Ruthie chuckled. “The man has tact.”
“Just taking the lessons of my kindergarten teacher to heart,” he said. “Mrs. Pelton-Banes always said, ‘If you don’t have anything nice to say—’” He broke off as he noted the expression on my face. “What’s the matter?” he asked.
“Mrs.—Mrs. Pelton-Banes?” I stuttered.
“I don’t think she had a first name.”
“Mrs. Pelton-Banes, the kindergarten teacher at Alice A. Black Elementary School? In Illinois? In Peoria , Illinois?”
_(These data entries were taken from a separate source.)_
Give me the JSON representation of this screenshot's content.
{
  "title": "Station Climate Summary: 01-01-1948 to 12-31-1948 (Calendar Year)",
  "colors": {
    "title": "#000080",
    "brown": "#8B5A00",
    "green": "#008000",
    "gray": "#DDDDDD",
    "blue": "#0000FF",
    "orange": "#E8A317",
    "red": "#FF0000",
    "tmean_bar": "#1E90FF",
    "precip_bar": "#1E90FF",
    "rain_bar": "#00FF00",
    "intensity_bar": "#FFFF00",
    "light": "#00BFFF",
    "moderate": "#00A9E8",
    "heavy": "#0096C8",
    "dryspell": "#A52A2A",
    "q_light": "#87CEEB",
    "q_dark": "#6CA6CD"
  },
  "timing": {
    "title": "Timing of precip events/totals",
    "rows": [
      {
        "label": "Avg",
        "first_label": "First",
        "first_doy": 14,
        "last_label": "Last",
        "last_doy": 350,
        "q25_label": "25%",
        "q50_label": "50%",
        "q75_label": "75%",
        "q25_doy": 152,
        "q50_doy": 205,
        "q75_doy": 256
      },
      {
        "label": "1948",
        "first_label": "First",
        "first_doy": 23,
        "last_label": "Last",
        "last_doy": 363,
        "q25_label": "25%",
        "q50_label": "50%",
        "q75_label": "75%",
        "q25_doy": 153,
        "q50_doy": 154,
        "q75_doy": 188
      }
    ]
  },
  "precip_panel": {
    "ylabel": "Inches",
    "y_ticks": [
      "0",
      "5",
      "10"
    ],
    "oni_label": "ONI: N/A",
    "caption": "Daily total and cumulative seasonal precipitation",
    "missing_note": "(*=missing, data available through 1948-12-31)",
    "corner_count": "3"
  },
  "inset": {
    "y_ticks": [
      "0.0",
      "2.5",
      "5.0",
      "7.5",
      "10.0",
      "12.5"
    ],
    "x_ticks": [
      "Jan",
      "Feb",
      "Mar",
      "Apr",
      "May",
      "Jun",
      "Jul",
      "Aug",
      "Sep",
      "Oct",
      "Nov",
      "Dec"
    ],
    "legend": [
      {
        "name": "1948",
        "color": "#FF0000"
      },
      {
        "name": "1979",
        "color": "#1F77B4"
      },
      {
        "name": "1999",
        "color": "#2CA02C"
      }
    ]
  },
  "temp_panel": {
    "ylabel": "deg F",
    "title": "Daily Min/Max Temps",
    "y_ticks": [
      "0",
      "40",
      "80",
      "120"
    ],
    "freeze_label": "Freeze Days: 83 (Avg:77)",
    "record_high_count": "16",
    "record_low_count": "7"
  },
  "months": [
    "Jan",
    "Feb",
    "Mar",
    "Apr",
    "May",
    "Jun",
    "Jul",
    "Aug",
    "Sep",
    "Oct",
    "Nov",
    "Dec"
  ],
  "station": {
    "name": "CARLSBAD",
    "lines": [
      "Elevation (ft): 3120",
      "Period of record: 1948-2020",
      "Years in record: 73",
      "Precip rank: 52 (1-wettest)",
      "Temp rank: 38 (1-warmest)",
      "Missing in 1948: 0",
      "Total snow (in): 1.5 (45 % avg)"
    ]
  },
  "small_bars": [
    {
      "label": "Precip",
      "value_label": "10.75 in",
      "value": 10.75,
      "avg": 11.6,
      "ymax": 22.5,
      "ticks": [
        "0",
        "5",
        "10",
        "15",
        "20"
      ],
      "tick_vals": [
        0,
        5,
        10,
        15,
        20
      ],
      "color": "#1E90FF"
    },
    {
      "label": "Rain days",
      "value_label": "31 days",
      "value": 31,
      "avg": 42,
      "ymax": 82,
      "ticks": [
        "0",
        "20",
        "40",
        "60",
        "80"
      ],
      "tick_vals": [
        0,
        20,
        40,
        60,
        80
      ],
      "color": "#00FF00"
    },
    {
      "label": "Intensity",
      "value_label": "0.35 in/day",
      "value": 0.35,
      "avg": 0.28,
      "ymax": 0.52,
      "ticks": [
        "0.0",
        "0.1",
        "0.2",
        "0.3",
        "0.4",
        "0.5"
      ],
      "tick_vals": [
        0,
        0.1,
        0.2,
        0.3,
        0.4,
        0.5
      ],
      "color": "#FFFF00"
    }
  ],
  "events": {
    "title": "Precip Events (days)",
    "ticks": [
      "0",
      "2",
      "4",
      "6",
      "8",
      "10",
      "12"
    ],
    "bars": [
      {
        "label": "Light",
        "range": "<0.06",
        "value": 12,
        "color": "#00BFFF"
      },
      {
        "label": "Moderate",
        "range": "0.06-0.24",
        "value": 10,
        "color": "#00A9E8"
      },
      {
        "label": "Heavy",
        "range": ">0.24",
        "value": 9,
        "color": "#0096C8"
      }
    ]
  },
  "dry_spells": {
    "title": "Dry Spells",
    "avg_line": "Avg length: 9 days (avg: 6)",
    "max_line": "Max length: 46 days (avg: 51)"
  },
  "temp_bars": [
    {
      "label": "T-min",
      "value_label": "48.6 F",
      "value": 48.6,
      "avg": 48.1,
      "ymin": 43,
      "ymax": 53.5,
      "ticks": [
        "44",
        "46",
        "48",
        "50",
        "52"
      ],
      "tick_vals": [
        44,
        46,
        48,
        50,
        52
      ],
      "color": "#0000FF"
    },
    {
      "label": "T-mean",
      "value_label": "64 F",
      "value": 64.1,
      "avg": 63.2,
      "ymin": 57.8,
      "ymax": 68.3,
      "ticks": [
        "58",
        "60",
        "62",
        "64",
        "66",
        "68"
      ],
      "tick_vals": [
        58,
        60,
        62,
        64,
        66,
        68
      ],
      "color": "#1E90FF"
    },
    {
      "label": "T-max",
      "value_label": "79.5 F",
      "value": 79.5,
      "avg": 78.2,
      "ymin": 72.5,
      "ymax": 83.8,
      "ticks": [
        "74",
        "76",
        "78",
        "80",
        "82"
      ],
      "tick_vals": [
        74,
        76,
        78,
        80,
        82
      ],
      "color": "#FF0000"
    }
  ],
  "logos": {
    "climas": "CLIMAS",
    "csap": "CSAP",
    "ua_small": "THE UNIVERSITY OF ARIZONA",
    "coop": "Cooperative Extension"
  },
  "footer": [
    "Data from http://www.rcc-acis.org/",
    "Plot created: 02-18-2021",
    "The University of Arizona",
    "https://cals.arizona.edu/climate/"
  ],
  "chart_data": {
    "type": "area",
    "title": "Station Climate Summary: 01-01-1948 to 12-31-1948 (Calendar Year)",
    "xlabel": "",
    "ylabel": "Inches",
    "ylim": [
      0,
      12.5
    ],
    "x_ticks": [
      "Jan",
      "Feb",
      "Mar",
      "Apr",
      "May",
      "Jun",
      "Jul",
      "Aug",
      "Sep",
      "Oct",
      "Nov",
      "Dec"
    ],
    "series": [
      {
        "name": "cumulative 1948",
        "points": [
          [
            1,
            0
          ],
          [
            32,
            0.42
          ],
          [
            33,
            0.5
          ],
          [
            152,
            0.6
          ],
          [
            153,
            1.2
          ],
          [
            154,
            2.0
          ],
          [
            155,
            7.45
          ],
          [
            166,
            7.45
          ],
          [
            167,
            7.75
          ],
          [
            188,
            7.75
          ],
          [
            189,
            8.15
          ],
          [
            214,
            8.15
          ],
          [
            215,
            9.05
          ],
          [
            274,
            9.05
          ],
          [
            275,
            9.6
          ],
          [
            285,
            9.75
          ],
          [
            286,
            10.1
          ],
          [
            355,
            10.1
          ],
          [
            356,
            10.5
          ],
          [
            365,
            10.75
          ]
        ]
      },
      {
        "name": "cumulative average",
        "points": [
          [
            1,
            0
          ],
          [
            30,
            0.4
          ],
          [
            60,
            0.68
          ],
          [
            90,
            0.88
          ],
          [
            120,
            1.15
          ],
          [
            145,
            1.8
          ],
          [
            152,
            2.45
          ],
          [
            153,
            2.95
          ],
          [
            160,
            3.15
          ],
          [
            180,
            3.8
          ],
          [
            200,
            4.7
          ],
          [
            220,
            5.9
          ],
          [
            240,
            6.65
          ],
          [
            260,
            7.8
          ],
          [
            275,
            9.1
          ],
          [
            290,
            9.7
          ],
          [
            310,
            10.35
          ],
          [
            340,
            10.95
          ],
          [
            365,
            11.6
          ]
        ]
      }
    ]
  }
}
He frowned. “How did you know that?”
“You’re not Evan Garrett. You’re Evan Hill!”
Chapter 6
Evan stared at me, his face slack with surprise.
“You’re Evan Hill,” I repeated. “You made fun of me for reading instead of playing tag. You said I wasn’t old enough to read and to quit acting big.” The ancient insult came back fresh. “Even when I read the book out loud, you didn’t believe me.”
Evan’s mouth dropped open. He didn’t look like a movie god any longer; he looked like a bigmouthed bass. “Beth Emmerling. You’re Beth Emmerling.” He repeated my name over and over and might have gone on for hours except Ruthie started braying with laughter.
“You two look like Moses just came down from the mountain. Kindergarten pals, eh? This is a small-world story to beat the band.”
Evan looked at Ruthie. “I think she’s still angry.”